The Oklahoma State alum was acquired from the Texans in the Samkon Gado trade. He spent three seasons in the NFL with Houston and Green Bay.
- DeShawn Wynn, December 28, 2008, vs Detroit. Packers 31, Lions 21
The Packers drafted Wynn in the seventh round of the 2007 NFL Draft. He made the team as a backup but missed the second half of his rookie season after suffering a shoulder injury in a Monday night game against Denver.
In 2008, Wynn was released and then added to the Packers practice squad. The Packers activated him in October when injuries hit their backfield.
In the season finale against Detroit, Wynn broke off a 73-yard touchdown run in the first quarter that put the Packers ahead 7-0. He finished the game with 106 yards rushing on just seven carries. Starter Ryan Grant also went over 100 yards in this game, gaining 106 yards in 19 attempts.
Aaron Rodgers concluded his first season as the Packers starting quarterback by completing 21-of-31 passes for 308 yards and three touchdowns in the Packers 31-21 win. They finished the season 6-10.
- Johnathan Franklin, September 22, 2013, at Cincinnati. Bengals 34, Packers 30.
Johnathan Franklin was a fourth-round pick for the Packers in 2013. He saw his first major action in this Week 3 game in Cincinnati after Eddie Lacy and John Kuhn were out with injuries. James Starks got the start and he and Franklin were the only running backs active for the game. Starks went down with an injury at halftime.
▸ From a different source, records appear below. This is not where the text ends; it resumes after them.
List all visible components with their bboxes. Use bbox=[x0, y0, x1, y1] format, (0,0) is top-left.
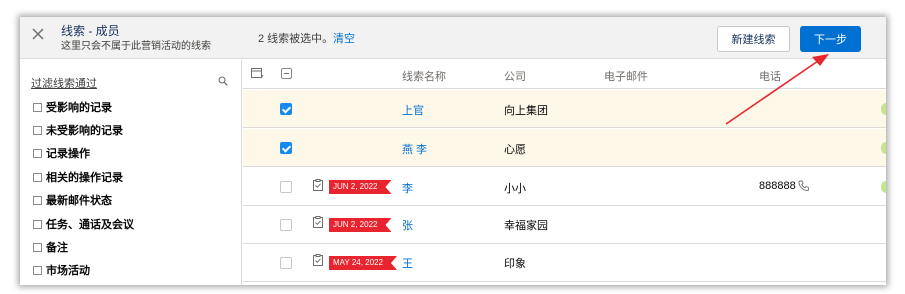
row-checkbox[interactable] bbox=[280, 103, 292, 115]
search-icon[interactable] bbox=[218, 76, 228, 86]
filter-checkbox[interactable] bbox=[33, 102, 42, 112]
filter-item-related-actions[interactable]: 相关的操作记录 bbox=[33, 170, 123, 184]
next-button[interactable]: 下一步 bbox=[800, 26, 861, 52]
close-icon[interactable] bbox=[31, 27, 45, 41]
phone-icon[interactable] bbox=[798, 180, 809, 191]
lead-name-link[interactable]: 王 bbox=[402, 255, 413, 271]
table-row[interactable]: 燕 李 心愿 bbox=[243, 129, 886, 167]
filter-item-email-status[interactable]: 最新邮件状态 bbox=[33, 193, 112, 207]
filter-checkbox[interactable] bbox=[33, 219, 42, 229]
lead-name-link[interactable]: 张 bbox=[402, 217, 413, 233]
add-leads-dialog: 线索 - 成员 这里只会不属于此营销活动的线索 2 线索被选中。 清空 新建线索… bbox=[20, 17, 886, 285]
filter-label: 市场活动 bbox=[46, 265, 90, 277]
task-icon bbox=[313, 179, 323, 191]
phone-number: 888888 bbox=[759, 180, 796, 192]
filter-label: 受影响的记录 bbox=[46, 102, 112, 114]
filter-checkbox[interactable] bbox=[33, 148, 42, 158]
lead-name-link[interactable]: 燕 李 bbox=[402, 141, 427, 157]
filter-item-tasks[interactable]: 任务、通话及会议 bbox=[33, 217, 134, 231]
leads-table: 线索名称 公司 电子邮件 电话 上官 向上集团 燕 李 心愿 JUN 2, 20… bbox=[243, 60, 886, 285]
task-icon bbox=[313, 254, 323, 266]
company-cell: 心愿 bbox=[504, 144, 526, 156]
company-cell: 小小 bbox=[504, 183, 526, 195]
phone-cell: 888888 bbox=[759, 180, 809, 192]
lead-name-link[interactable]: 李 bbox=[402, 180, 413, 196]
new-lead-button[interactable]: 新建线索 bbox=[717, 26, 790, 52]
company-cell: 幸福家园 bbox=[504, 220, 548, 232]
filter-title[interactable]: 过滤线索通过 bbox=[31, 75, 97, 91]
row-checkbox[interactable] bbox=[280, 219, 292, 231]
filter-item-campaigns[interactable]: 市场活动 bbox=[33, 263, 90, 277]
filter-item-affected[interactable]: 受影响的记录 bbox=[33, 100, 112, 114]
table-row[interactable]: MAY 24, 2022 王 印象 bbox=[243, 245, 886, 282]
filter-label: 备注 bbox=[46, 242, 68, 254]
lead-name-link[interactable]: 上官 bbox=[402, 102, 424, 118]
dialog-header: 线索 - 成员 这里只会不属于此营销活动的线索 2 线索被选中。 清空 新建线索… bbox=[20, 17, 886, 59]
filter-checkbox[interactable] bbox=[33, 242, 42, 252]
company-cell: 印象 bbox=[504, 258, 526, 270]
due-date-flag: JUN 2, 2022 bbox=[329, 180, 391, 194]
column-settings-icon[interactable] bbox=[251, 68, 264, 79]
row-checkbox[interactable] bbox=[280, 142, 292, 154]
row-checkbox[interactable] bbox=[280, 257, 292, 269]
filter-label: 相关的操作记录 bbox=[46, 172, 123, 184]
row-checkbox[interactable] bbox=[280, 181, 292, 193]
filter-label: 最新邮件状态 bbox=[46, 195, 112, 207]
selection-count: 2 线索被选中。 bbox=[258, 33, 334, 45]
due-date-flag: MAY 24, 2022 bbox=[329, 256, 397, 270]
filter-label: 任务、通话及会议 bbox=[46, 219, 134, 231]
filter-label: 记录操作 bbox=[46, 148, 90, 160]
table-row[interactable]: 上官 向上集团 bbox=[243, 90, 886, 128]
filter-checkbox[interactable] bbox=[33, 125, 42, 135]
filter-checkbox[interactable] bbox=[33, 172, 42, 182]
column-header-name[interactable]: 线索名称 bbox=[402, 68, 446, 84]
company-cell: 向上集团 bbox=[504, 105, 548, 117]
column-header-phone[interactable]: 电话 bbox=[759, 68, 781, 84]
filter-item-unaffected[interactable]: 未受影响的记录 bbox=[33, 123, 123, 137]
table-header: 线索名称 公司 电子邮件 电话 bbox=[243, 60, 886, 89]
select-all-checkbox[interactable] bbox=[281, 68, 292, 79]
status-indicator bbox=[881, 142, 886, 154]
column-header-email[interactable]: 电子邮件 bbox=[604, 68, 648, 84]
filter-item-notes[interactable]: 备注 bbox=[33, 240, 68, 254]
filter-item-actions[interactable]: 记录操作 bbox=[33, 146, 90, 160]
column-header-company[interactable]: 公司 bbox=[504, 68, 526, 84]
filter-checkbox[interactable] bbox=[33, 265, 42, 275]
filter-sidebar: 过滤线索通过 受影响的记录 未受影响的记录 记录操作 相关的操作记录 最新邮件状… bbox=[20, 60, 242, 285]
status-indicator bbox=[881, 181, 886, 193]
filter-checkbox[interactable] bbox=[33, 195, 42, 205]
clear-selection-link[interactable]: 清空 bbox=[333, 30, 355, 46]
table-row[interactable]: JUN 2, 2022 张 幸福家园 bbox=[243, 207, 886, 244]
table-row[interactable]: JUN 2, 2022 李 小小 888888 bbox=[243, 168, 886, 206]
due-date-flag: JUN 2, 2022 bbox=[329, 218, 391, 232]
dialog-subtitle: 这里只会不属于此营销活动的线索 bbox=[61, 41, 211, 52]
task-icon bbox=[313, 216, 323, 228]
status-indicator bbox=[881, 103, 886, 115]
filter-label: 未受影响的记录 bbox=[46, 125, 123, 137]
Franklin came into the game and had a very mixed experience. He gained 103 yards on just 13 carries and a touchdown. He broke off a 51-yard dash that helped him reach the 100-yard mark in the game.
But with 4:01 left in the fourth quarter and the Packers ahead 30-27, Green Bay faced a fourth-and-one situation at the Bengals 30. Mike McCarthy elected to go to it and the handoff went to Franklin. Michael Johnson of the Bengals knocked the ball out of Franklin’s hands and it was recovered by Reggie Nelson. He fumbled and Terrance Newman of the Bengals picked it up and ran it back 58 yards for the go-ahead score.
Aaron Rodgers got the Packers to the Bengals 20 with 1:25 left in the game but a fourth-down pass for James Jones fell incomplete and the Packers lost.
Franklin’s promising career was cut short later in his rookie season when he suffered a serious neck injury in a Week 12 game against the Vikings. He announced his retirement from football after doctors told him one wrong hit could leave him a paraplegic.
For one brief game, Franklin was able to show what he was capable of in the NFL.